Devant le Parlement, du reste, Landy Mbolatiana Randriamanantenasoa, ministre de la Justice, a mis en avant «la souveraineté nationale», pour défendre la modification du code pénal afin d'y inscrire la castration des violeurs d'enfants. Les propos de l'ambassadrice de l'UE, du 26 février, lui ont valu une convocation par Rafaravavitafika Rasata, ministre des Affaires étrangères, trois jours après.

Cette demande de rappel fait suite, de prime abord, à cette convocation. Il s'agit, également, d'une façon de ménager la chèvre et le chou. À savoir, dire officiellement que les autorités ne souhaitent plus travailler avec la diplomate, d'une part. Et d'autre part, préserver de bonnes relations avec l'UE. Dans la pratique diplomatique, le départ d'un diplomate faisant l'objet d'une demande de rappel est incontournable. «Le processus est en cours et aucune autre information ne peut être fournie à ce stade», aurait ajouté la source contactée par Le Monde Afrique.

Le départ de Isabelle Delattre Burger pourrait se faire durant la période de rotation des chefs de mission diplomatique de l'UE, en septembre. Rapportant les échanges avec une source auprès de la délégation dans la rubrique Afrique de son site web, Radio France internationale (RFI) indique: «Notre volonté est de garder de bonnes relations avec Madagascar et c'est pour cela qu'on se plie à la demande. Mais son départ dans ces conditions aura forcément des conséquences politiques et financières».
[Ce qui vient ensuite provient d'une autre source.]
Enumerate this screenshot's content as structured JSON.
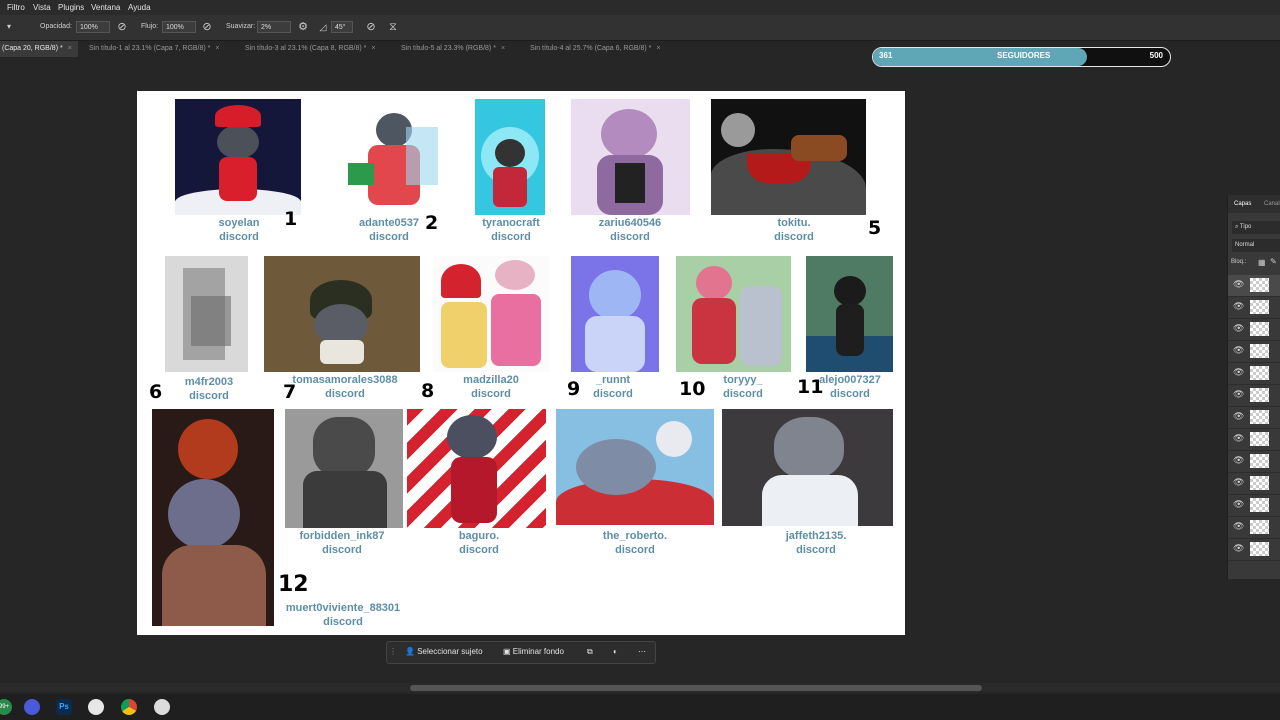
{
  "menubar": {
    "items": [
      "Filtro",
      "Vista",
      "Plugins",
      "Ventana",
      "Ayuda"
    ]
  },
  "options": {
    "opacity_label": "Opacidad:",
    "opacity_value": "100%",
    "flow_label": "Flujo:",
    "flow_value": "100%",
    "smooth_label": "Suavizar:",
    "smooth_value": "2%",
    "angle_value": "45°"
  },
  "tabs": [
    "(Capa 20, RGB/8) *",
    "Sin título-1 al 23.1% (Capa 7, RGB/8) *",
    "Sin título-3 al 23.1% (Capa 8, RGB/8) *",
    "Sin título-5 al 23.3% (RGB/8) *",
    "Sin título-4 al 25.7% (Capa 6, RGB/8) *"
  ],
  "followers": {
    "current": "361",
    "label": "SEGUIDORES",
    "goal": "500",
    "progress": 0.722
  },
  "canvas": {
    "entries": [
      {
        "user": "soyelan",
        "platform": "discord",
        "number": "1"
      },
      {
        "user": "adante0537",
        "platform": "discord",
        "number": "2"
      },
      {
        "user": "tyranocraft",
        "platform": "discord",
        "number": ""
      },
      {
        "user": "zariu640546",
        "platform": "discord",
        "number": ""
      },
      {
        "user": "tokitu.",
        "platform": "discord",
        "number": "5"
      },
      {
        "user": "m4fr2003",
        "platform": "discord",
        "number": "6"
      },
      {
        "user": "tomasamorales3088",
        "platform": "discord",
        "number": "7"
      },
      {
        "user": "madzilla20",
        "platform": "discord",
        "number": "8"
      },
      {
        "user": "_runnt",
        "platform": "discord",
        "number": "9"
      },
      {
        "user": "toryyy_",
        "platform": "discord",
        "number": "10"
      },
      {
        "user": "alejo007327",
        "platform": "discord",
        "number": "11"
      },
      {
        "user": "muert0viviente_88301",
        "platform": "discord",
        "number": "12"
      },
      {
        "user": "forbidden_ink87",
        "platform": "discord",
        "number": ""
      },
      {
        "user": "baguro.",
        "platform": "discord",
        "number": ""
      },
      {
        "user": "the_roberto.",
        "platform": "discord",
        "number": ""
      },
      {
        "user": "jaffeth2135.",
        "platform": "discord",
        "number": ""
      }
    ]
  },
  "layers_panel": {
    "tab_layers": "Capas",
    "tab_channels": "Canal",
    "filter": "Tipo",
    "blend": "Normal",
    "lock_label": "Bloq.:"
  },
  "context_bar": {
    "select_subject": "Seleccionar sujeto",
    "remove_bg": "Eliminar fondo"
  },
  "taskbar": {
    "badge": "99+"
  }
}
La posture de Bruxelles suite à cette demande de rappel de son ambassadeur pourrait être décryptée sur le processus de désignation de son remplaçant. Un remplacement dans la foulée ou quelques semaines après le départ de Isabelle Delattre Burger indiquerait que les relations entre Madagascar et l'UE sont au beau fixe. À contrario, une longue période d'intérim par un chargé d'affaires sera le signe d'un malaise.